From Mike McGuff Blog:
When you think of the greats in Houston radio history, one of the first names to enter your mind has to be Paul Berlin.
Unfortunately, the news has been spreading around social media that Berlin has passed away. I believe he would have been around 87.
“He was a gentleman with the sunniest personality,” former 740 KTRH reporter Tracee Evans told mikemcguff.com. “I looked forward to seeing him walk in the building when I was at Clear Channel. He was a walking smile.”
Brent Clanton has told me this Saturday night from 6pm-8pm on KSEV 700, the last station Berlin still played songs from the 40’s, 50’s and 60’s on the weekends, broadcasting greats Scott Arthur, Walter Hammock and Ronnie Renfrow will air a special tribute to the Houston radio legend. (LISTEN HERE: Archived Berlin KSEV broadcasts)
Berlin played everything from early rock n roll to big band on Houston stations such as:
– 1230 AM KNUZ
– 102.9 KQUE
– 700 KSEV
– 790 KBME
– Then back to 700 KSEV
So many great articles have been written about Berlin’s life through the years, I am linking to some of the best, so you can reminisce about this fantastic broadcaster:
Paul Berlin says goodbye to loyal listeners
December 17, 2004
Louis B. Parks
At one time Berlin was the highest-paid disc jockey in the Houston area. He was offered a job at New York station WABC at $50,000 a year, a $10,000 raise, with the chance of doing TV, but he turned it down.
“I said, ‘I’ve got three little boys. I’m making $40,000 right now, and I’m promoting rock ‘n’ roll shows. But most of all, I’m happy.’ What price do you put on happiness?”
Berlin and Nezzie, his wife of 52 years, had five sons in all.

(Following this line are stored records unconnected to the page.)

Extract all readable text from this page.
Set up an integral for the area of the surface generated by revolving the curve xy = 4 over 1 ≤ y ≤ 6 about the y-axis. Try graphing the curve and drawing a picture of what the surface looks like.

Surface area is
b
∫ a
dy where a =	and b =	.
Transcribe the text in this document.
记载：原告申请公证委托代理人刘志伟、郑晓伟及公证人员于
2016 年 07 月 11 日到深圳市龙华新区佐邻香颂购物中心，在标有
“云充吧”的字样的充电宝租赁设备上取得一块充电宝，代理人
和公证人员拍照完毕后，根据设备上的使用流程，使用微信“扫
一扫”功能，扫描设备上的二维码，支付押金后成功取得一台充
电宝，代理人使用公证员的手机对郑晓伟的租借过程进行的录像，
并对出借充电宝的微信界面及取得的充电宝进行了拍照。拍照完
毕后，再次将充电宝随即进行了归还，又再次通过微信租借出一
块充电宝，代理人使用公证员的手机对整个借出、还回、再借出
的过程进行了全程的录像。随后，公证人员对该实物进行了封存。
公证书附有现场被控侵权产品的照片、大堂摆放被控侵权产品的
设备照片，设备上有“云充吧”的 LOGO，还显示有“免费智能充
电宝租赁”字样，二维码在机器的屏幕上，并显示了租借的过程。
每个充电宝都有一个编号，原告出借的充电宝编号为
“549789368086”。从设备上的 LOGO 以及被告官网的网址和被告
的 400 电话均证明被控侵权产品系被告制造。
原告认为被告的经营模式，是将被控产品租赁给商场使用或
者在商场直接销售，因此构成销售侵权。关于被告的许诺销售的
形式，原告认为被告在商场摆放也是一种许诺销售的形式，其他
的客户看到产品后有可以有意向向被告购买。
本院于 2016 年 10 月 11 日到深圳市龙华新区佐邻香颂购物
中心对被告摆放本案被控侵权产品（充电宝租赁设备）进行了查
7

He’s been a nominee for radio’s Marconi Award. His face and voice are seen and heard in the Rock and Roll Hall of Fame in Cleveland. He’s in the Texas Radio Hall of Fame. He’s proud of the accolades, sure, but adds, “I can take a kick in the butt, too, for screwing up. I’ve done that.” READ MORE
Paul Berlin has entertained listeners for 65 years
March 22, 2013
By David Barron
He also promoted concerts, beginning with big bands at the Plantation Ballroom on South Main, and owned two nightclubs, the Dome Shadows near the Astrodome and a short-lived location on Richmond. His acts ranged from the Tommy Dorsey, Count Basie and Artie Shaw big bands to Nat “King” Cole, Frankie Avalon, Chubby Checker, the Dave Clark Five and Herb Alpert and the Tijuana Brass.
Perhaps the biggest one, alas, got away in 1964. Berlin said he had just booked a show for Sonny and Cher when he received a call asking if he was interested in bringing the Beatles to Houston on that same date.
“I said I couldn’t do it, and I asked them please not to bring the Beatles in on that date, because they would kill Sonny and Cher,” Berlin said. “So they booked them in Denver.”
Berlin tried to get the Beatles a year later, but KNUZ management insisted that promoters guarantee the Fab Four would show up without sending replacements. The promoter refused, and the Beatles’ Aug. 14, 1965, shows at the Sam Houston Coliseum were sponsored by KILT. READ THE REST
Michael Garfield KPRC 950
“Sad loss. A legend indeed. Story time: when I started at Clear Channel in 2002 the KPRC studio shared a window with KBME Oldies. Paul was always doing his thing on-air while I was on the other side of the glass just learning radio. Talk about intimidating…staring at the legend whilst he stared back at me. He couldn’t have been nicer. Always said “Hey, baby, what’s shakin’? You’re doing a great job. A superstar!” His stories were amazing. Nevah gonna be anyone like him. RIP, Pablo.”